In Yerevan wollten wir in dem Wahllokal die letzte Station machen, in dem unsere Dolmetscherin registriert war, damit sie wählen konnte. Dort wollten wir auch Schließung und die erste Auszählung verfolgen. Vorher suchten wir ein Cafe, um mit Tee und Kaffee die Müdigkeit zu vertreiben und fanden es unterhalb der Villa von Charles Aznavour. Im Fernsehen liefen Berichte über die gelben Westen und Frankreich. Unsere Dolmetscherin wollte von uns wissen, warum in Frankreich ein Revolution stattfinden würde. Sie habe bisher geglaubt, Frankreich sei eine Demokratie. Frankreich sei schon immer ein Land der Sehnsucht für viele Armenier. Was konnten wir darauf antworten? Ich versuchte zu erklären, dass Frankreich keine Revolution brauche und dass die Gelbwesten auch keine Revolution machten. Überzeugt habe ich sie nicht. Sie fragte mich auch, warum die Europäer alle so einen Hass auf Kanzlerin Merkel haben. Ich sagte ihr, dass stimme nicht.Im Gegenteil würden die allermeisten Europäer Angela Merkel schätzen und vertrauen. Ihre Quelle für Information war in erster Linie russisches Fernsehen. Gerade für Auslandsberichterstattung fehle es in der armenischen Presse an Mitteln. Und da die russischen Medien besser gemacht und attraktiver seien, würden die meisten Armenier immer noch sehr viel russisches Fernsehen nutzen. Gespräche wie dieses sollten eigentlich nicht überraschen. Sie zeigen aber immer wieder, dass der Kreml mit seinen Medienstrategien erfolgreich ist, während in der EU zwischen Ost und West und Politik und Medien weiter reflektiert wird, wie demokratische Staaten auf Propaganda und Lügen reagieren sollen, die sich gegen sie und gegen die Demokratie an und für sich richten.

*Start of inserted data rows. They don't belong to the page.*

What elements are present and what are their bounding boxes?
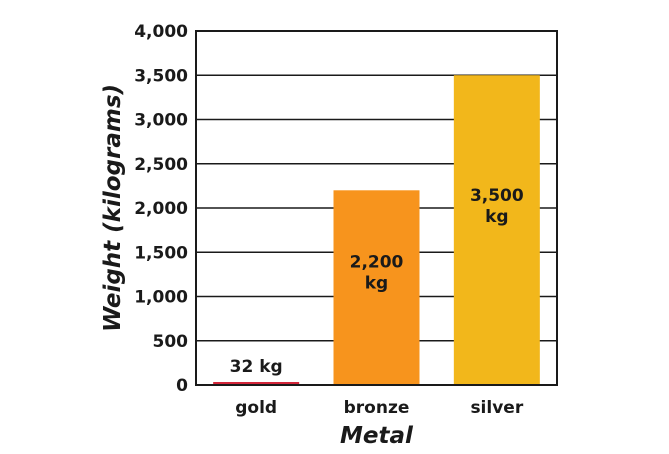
x-tick-label-bronze: bronze	[344, 398, 410, 418]
data-label-bronze: kg	[365, 274, 388, 294]
y-tick-label: 3,500	[134, 66, 188, 86]
y-tick-label: 3,000	[134, 111, 188, 131]
bars	[213, 75, 540, 385]
data-label-silver: 3,500	[470, 186, 524, 206]
data-label-silver: kg	[485, 207, 508, 227]
bar-bronze	[333, 190, 420, 385]
y-tick-label: 1,000	[134, 288, 188, 308]
y-tick-label: 0	[176, 376, 188, 396]
bar-silver	[453, 75, 540, 385]
plot-frame	[195, 30, 558, 386]
x-tick-label-silver: silver	[470, 398, 523, 418]
y-tick-label: 2,500	[134, 155, 188, 175]
y-tick-labels: 0 500 1,000 1,500 2,000 2,500 3,000 3,500 4,000	[134, 22, 188, 396]
x-tick-label-gold: gold	[235, 398, 277, 418]
x-axis-title: Metal	[340, 423, 414, 449]
y-tick-label: 2,000	[134, 199, 188, 219]
data-label-gold: 32 kg	[230, 357, 283, 377]
y-tick-label: 1,500	[134, 243, 188, 263]
y-tick-label: 4,000	[134, 22, 188, 42]
data-label-bronze: 2,200	[350, 253, 404, 273]
bar-gold	[213, 382, 300, 385]
y-tick-label: 500	[153, 332, 189, 352]
y-axis-title: Weight (kilograms)	[100, 84, 126, 332]
x-tick-labels: gold bronze silver	[235, 398, 524, 418]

In einem letzten Austausch mit KollegInnen aus dem Europäischen Parlament in der Nacht verglichen wir unsere Ergebnisse und Eindrücke. Tatsächlich war die größte Überraschung die relativ geringe Wahlbeteiligung. Schon am nächsten Tag wurde der erwartete Erfolg für Nikol Paschinjan bestätigt, der mit über 70 Prozent nun gewählter Ministerpräsident ist. Eine der Aufgaben der neuen Regierung wird sein, sich mit der Wählerregistrierung zu befassen. Von vielen armenischen Beobachtern wurde gesagt, dass viele der registrierten Wähler nicht in Armenien lebten. Der letzte Zensus müsse überprüft und die Wahlen auch für die armenischen Bürger außerhalb des Landes möglich sein. Wahrscheinlich ist das eine der kleineren Aufgaben. Aus den großen Hoffnungen, die die samtene Revolution beflügelt haben, sind jetzt die Aufgaben für Nicol Paschinjan, seine Regierung und seine Fraktion geworden.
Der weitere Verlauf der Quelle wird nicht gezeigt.